In the summer of 2001, Garrett entered the Levy case, and shortly after the Washington area sniper suspects were arrested in October 2002, Garrett and a Fairfax County detective met with Lee Boyd Malvo.
"I couldn't get him to look at me," Garrett said. "He kept looking over the top of me."
So Garrett tried to engage the teenager. "We started talking about movies, the Mel Gibson movie 'We Were Soldiers,' " Garrett said. "And he eventually . . . said [that] as they were driving away from the shooting at Home Depot, they were watching 'We Were Soldiers' on a DVD in this car.

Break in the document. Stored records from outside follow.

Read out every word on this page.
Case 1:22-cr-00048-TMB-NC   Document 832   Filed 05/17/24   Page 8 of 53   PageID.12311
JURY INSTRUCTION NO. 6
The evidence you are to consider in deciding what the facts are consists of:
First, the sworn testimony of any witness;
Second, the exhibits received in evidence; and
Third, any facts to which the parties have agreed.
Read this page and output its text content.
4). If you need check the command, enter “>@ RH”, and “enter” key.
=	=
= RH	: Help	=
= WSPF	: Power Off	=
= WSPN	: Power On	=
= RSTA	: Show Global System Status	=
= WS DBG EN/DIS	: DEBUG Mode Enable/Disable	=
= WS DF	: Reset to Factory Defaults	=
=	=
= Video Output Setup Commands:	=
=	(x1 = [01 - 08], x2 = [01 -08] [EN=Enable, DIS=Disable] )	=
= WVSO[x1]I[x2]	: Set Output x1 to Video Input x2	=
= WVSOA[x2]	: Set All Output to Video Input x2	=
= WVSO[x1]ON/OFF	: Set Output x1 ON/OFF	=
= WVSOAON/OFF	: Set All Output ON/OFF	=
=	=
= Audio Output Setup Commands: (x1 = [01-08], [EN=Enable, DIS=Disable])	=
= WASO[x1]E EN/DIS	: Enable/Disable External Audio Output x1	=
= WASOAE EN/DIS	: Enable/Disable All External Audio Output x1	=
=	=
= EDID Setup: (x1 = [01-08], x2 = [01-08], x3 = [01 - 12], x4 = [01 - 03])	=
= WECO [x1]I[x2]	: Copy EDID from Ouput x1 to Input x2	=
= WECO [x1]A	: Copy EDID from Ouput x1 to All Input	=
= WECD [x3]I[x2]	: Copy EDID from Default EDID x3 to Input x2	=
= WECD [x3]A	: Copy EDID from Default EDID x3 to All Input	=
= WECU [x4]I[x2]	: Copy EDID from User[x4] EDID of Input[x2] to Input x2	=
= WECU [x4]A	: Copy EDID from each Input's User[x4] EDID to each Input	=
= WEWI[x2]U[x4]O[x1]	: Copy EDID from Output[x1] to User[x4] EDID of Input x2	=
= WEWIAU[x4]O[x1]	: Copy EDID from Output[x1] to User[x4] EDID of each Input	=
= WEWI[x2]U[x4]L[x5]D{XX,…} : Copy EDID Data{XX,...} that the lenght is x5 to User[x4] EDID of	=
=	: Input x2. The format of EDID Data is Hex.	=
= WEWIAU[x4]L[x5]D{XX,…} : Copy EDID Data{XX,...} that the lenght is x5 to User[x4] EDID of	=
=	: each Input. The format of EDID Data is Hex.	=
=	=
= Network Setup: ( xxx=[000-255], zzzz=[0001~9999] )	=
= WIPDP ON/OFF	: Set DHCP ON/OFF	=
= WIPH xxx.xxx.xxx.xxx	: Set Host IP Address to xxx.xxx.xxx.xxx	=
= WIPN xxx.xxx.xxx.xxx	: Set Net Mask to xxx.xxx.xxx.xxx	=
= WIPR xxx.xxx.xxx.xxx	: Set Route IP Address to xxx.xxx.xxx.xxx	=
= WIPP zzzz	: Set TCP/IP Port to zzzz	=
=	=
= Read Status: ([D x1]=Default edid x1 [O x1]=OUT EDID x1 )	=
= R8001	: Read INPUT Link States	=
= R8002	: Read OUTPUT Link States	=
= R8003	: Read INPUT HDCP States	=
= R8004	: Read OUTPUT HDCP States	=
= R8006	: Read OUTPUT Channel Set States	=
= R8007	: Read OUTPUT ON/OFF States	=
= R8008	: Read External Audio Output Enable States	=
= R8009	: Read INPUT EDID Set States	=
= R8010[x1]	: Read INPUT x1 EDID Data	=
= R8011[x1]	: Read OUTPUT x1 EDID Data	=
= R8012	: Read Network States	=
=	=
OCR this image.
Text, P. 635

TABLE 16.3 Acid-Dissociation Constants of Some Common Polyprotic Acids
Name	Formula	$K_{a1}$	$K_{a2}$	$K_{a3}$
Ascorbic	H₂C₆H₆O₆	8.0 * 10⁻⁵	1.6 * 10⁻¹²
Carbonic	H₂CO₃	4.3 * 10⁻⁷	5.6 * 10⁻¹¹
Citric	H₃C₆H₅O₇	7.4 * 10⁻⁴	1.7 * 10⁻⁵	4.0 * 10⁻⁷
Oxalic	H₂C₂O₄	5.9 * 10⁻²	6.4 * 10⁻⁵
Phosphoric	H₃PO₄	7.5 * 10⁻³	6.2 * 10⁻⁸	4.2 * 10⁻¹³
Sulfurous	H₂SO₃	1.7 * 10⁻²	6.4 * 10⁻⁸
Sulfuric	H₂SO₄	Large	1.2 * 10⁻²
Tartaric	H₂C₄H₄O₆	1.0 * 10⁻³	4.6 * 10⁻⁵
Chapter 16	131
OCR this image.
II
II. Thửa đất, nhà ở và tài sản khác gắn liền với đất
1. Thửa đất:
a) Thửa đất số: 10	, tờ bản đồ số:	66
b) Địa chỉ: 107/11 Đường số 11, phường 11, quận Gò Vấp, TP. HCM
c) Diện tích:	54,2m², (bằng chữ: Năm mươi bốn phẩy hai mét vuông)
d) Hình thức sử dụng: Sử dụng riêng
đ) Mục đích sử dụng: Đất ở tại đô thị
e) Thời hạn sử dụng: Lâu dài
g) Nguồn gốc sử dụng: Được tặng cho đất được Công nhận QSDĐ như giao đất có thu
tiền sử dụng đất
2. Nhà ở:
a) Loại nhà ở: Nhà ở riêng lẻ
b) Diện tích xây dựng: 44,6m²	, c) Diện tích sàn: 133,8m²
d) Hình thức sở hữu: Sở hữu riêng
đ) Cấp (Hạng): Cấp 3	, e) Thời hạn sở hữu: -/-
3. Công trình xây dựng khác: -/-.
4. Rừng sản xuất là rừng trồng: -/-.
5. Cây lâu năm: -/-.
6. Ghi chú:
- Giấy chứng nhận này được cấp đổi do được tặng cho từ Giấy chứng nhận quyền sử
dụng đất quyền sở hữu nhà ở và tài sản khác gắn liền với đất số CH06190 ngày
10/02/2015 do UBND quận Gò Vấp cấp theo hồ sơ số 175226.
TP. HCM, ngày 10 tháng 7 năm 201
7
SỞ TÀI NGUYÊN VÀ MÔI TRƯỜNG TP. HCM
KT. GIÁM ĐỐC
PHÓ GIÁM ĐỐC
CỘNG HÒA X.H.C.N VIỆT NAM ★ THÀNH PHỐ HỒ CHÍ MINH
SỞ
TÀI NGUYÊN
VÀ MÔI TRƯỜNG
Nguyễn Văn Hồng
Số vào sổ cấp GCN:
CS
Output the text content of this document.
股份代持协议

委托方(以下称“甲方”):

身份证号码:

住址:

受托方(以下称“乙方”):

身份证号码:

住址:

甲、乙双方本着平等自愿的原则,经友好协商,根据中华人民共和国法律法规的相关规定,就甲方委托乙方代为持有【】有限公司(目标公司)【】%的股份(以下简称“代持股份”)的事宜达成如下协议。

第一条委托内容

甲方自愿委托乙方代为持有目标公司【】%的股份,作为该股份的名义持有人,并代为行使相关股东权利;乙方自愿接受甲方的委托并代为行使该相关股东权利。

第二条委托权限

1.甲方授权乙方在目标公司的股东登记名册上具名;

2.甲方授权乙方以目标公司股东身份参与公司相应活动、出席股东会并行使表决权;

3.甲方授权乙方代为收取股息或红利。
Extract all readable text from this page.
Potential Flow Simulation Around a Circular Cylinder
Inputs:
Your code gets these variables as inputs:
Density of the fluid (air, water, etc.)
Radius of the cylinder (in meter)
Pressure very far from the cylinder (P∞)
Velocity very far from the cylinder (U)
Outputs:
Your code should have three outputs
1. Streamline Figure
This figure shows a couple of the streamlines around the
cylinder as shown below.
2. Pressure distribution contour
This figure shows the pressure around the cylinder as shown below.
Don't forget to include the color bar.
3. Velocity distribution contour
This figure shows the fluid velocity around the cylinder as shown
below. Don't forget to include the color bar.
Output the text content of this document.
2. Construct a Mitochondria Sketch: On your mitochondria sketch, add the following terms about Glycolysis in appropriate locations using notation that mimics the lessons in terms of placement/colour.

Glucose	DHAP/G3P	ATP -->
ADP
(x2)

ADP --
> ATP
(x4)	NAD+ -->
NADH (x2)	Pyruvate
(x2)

"The movie he latched [onto] the most was 'The Matrix,' and the only thing he would say about what had occurred was, 'It's all about 'The Matrix.' "
Then the teenager who had been taught how to shoot guns by John Allen Muhammad laid out the details of their deadly spree.
For all of Garrett's successes, other cases fill his brain, including the Levy case and the 1999 slayings of an Iraqi, Fuad K. Taima, his wife, Dorothy, and 16-year-old son, Leith.
But perhaps the one that haunts him most deeply is the killing of Kieuoanh Thi "Nina" Nguyen, 35, and her son Ryobi, 2. Mother and child were kidnapped from their Franconia home in November 1995. A ransom demand was made by phone from the home to the husband, who was in Vietnam on business, but no further contact was made.
About six months later, a fisherman found a trash can in a Springfield pond. Inside, the mother and son were bound and gagged, facing each other.
"It's an image you can't get out of your mind," Garrett said.
What does such a storied ex-FBI agent do for an encore? Garrett plans to start an investigative consulting business.
But he'll miss being an agent.
"There's a tremendous intensity working these cases," he said. "It becomes addictive to a certain extent. I'm sure for a period of time I'll feel a tremendous loss."